I was given a week to start classes after receiving my provisional acceptance at LBS. I enjoy physical classes despite the fact that the classes are hybrid.
This led me to begin looking for lodging in Ajah, where LBS is situated.
It was challenging for me to get a house in distant Lagos because I live in Abuja.
The Ajah and Lekki axis is well recognized for being a flood-prone neighborhood, therefore I was seeking for a well-finished tiny flat that was preferably serviced, close to the school, and in a location that was not prone to flooding.
Thus, I started my hunt by using online classified ad websites to look for the ideal homes. Then, after talking with the agents and viewing the home’s photos and videos. I immediately begged my sibling, who also resides in Ajah, to assist me in looking over the house.
This is when I first became aware of how dishonest the house agents were. A N5,000 inspection charge must be paid before you can inspect a home. After receiving this payment, they will inform you that the house you were interested in was just paid for, but that they have others with comparable standards. Ultimately, they will take you to houses outside of your price range; for example, they showed my sister houses with two and three bedrooms but gave her nothing tangible in exchange for the N5000 fee.

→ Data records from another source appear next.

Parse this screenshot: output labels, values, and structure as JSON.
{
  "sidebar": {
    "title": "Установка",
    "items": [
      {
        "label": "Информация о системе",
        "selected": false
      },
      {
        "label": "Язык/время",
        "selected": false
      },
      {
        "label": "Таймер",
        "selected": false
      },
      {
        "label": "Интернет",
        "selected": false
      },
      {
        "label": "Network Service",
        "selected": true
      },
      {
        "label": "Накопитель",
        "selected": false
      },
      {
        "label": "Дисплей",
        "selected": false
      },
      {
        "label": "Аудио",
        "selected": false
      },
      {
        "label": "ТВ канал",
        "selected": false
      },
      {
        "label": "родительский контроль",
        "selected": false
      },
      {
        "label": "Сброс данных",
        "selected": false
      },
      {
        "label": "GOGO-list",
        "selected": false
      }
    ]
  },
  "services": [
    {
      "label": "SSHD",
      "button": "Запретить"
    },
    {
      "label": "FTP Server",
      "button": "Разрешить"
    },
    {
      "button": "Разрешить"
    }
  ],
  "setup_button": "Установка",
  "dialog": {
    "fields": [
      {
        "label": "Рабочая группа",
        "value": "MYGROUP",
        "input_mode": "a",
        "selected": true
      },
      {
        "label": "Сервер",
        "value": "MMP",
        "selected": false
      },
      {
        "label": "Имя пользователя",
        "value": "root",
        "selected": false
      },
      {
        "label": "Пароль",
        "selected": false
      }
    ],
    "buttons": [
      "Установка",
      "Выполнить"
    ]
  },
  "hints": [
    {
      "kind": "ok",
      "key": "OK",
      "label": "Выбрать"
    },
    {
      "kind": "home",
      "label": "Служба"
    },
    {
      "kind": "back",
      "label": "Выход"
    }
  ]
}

Another agent continued to follow this pattern up until I started making it obvious to them that I would not be paying the inspection fee if they did not show me the specific house I was looking for.
I had not yet found a place to stay in Lagos when I arrived, and classes started the next day. When I arrived in Lagos, I checked into a hotel close to LBS and contacted the two agents who had been waiting for me that day. The first agent told me that the house he had was paid for, while the second told me that he did not have access to the key to the apartment he had planned to show me.

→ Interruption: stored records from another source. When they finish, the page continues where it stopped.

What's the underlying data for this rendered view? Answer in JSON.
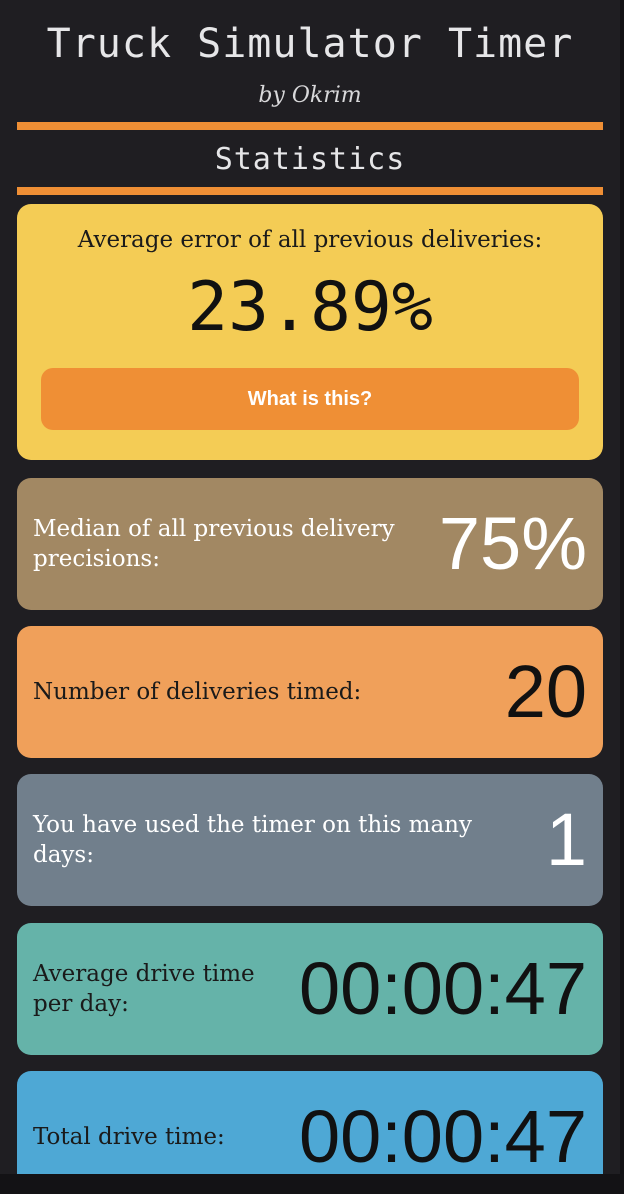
{
  "header": {
    "title": "Truck Simulator Timer",
    "subtitle": "by Okrim",
    "section_title": "Statistics"
  },
  "average_error": {
    "label": "Average error of all previous deliveries:",
    "value": "23.89%",
    "button_label": "What is this?"
  },
  "stats": {
    "median": {
      "label": "Median of all previous delivery precisions:",
      "value": "75%"
    },
    "deliveries": {
      "label": "Number of deliveries timed:",
      "value": "20"
    },
    "days": {
      "label": "You have used the timer on this many days:",
      "value": "1"
    },
    "avg_drive": {
      "label": "Average drive time per day:",
      "value": "00:00:47"
    },
    "total_drive": {
      "label": "Total drive time:",
      "value": "00:00:47"
    }
  },
  "colors": {
    "background": "#1f1e22",
    "accent": "#ef8f35",
    "avg_error_card": "#f4cc55",
    "median_card": "#a28863",
    "deliveries_card": "#f0a05a",
    "days_card": "#717f8c",
    "avg_drive_card": "#65b3a9",
    "total_drive_card": "#4ea8d5"
  }
}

The following day, after classes, I contacted a different agent, to whom I had still made inspection payments. He took me on inspection, and I at last saw the “PERFECT HOUSE.” He claimed that this mansion had a number of restrictions, including requirements that only single people be employed in corporate positions and that smoking be prohibited in all rooms. I personally had no problems with the restrictions, and I was ready to pay right away so I could get situated and give attention to my academics. He gave me documents to fill out, and they asked for more personal information about me than a visa-issuing embassy would want. I reluctantly submitted all the necessary paperwork and information because the place was ideal for me. Unfortunately, after waiting for the facility management to respond for two days, I learned that I had been turned down since I only planned to occupy the space for 18 months and they preferred a long-term tenant.
After searching for a place to stay for two weeks, I eventually found one in a motel next to LBS.